While another Redditor inquired if this is indeed Cross-Site Scripting vulnerability or a Script Injection case, Classic1977 made some thorough explanation. “This is not XSS. This is CSRF which is still a first-class vulnerability,” said the Redditor on adding since many browsers only recently implemented the "same-site" cookie attribute.
According to OWASP.org, Cross-Site Request Forgery or CSRF is a cyberattack forcing the user to execute unsolicited actions on a certain web application, which they are currently authenticated. Using some social engineering like sending a link through chat or email, an attacker may trick users of an application into performing actions.
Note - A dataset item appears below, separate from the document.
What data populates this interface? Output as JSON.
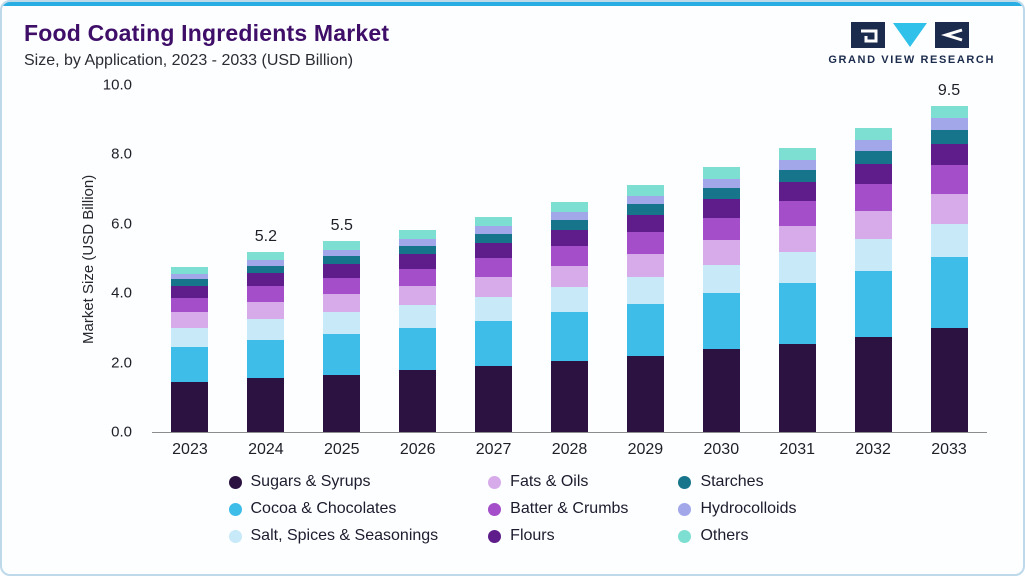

An effective CSRF attack forces an average user to perform requests such as changing email addresses, transferring funds, among others. A CSRF can damage the entire web application if an administrative account falls to the attacker’s control.
As noted by Classic1977, CSRF does not require a script as applying an HTML post to another site could send cookies while ignoring the same origin rule in that site. While the data field is a user-enterable HTML, inputting valid HTML entities is not a script injection since they are not scripted tags, to begin with. “For it to be script injection it would have to be an HTML entity that eventually is parsed by the JS runtime,” Classic1977 noted adding that XSS causes the analysis of arbitrary JS code in a site.
Meanwhile, FryGuy1013 explained that XSS is generally not an injection. Injection attacks mean escaping the "payload" and gaining "control" since the programmer uses interpolation while incorrectly escaping the string, although it is not always the case.
Besides, BraveSirRobin said that early XSS attacks were just simple posts that used the existing cookie relationship. Then the user will blindly send a cookie along with any requests while the site would not know its difference between a request from their web code.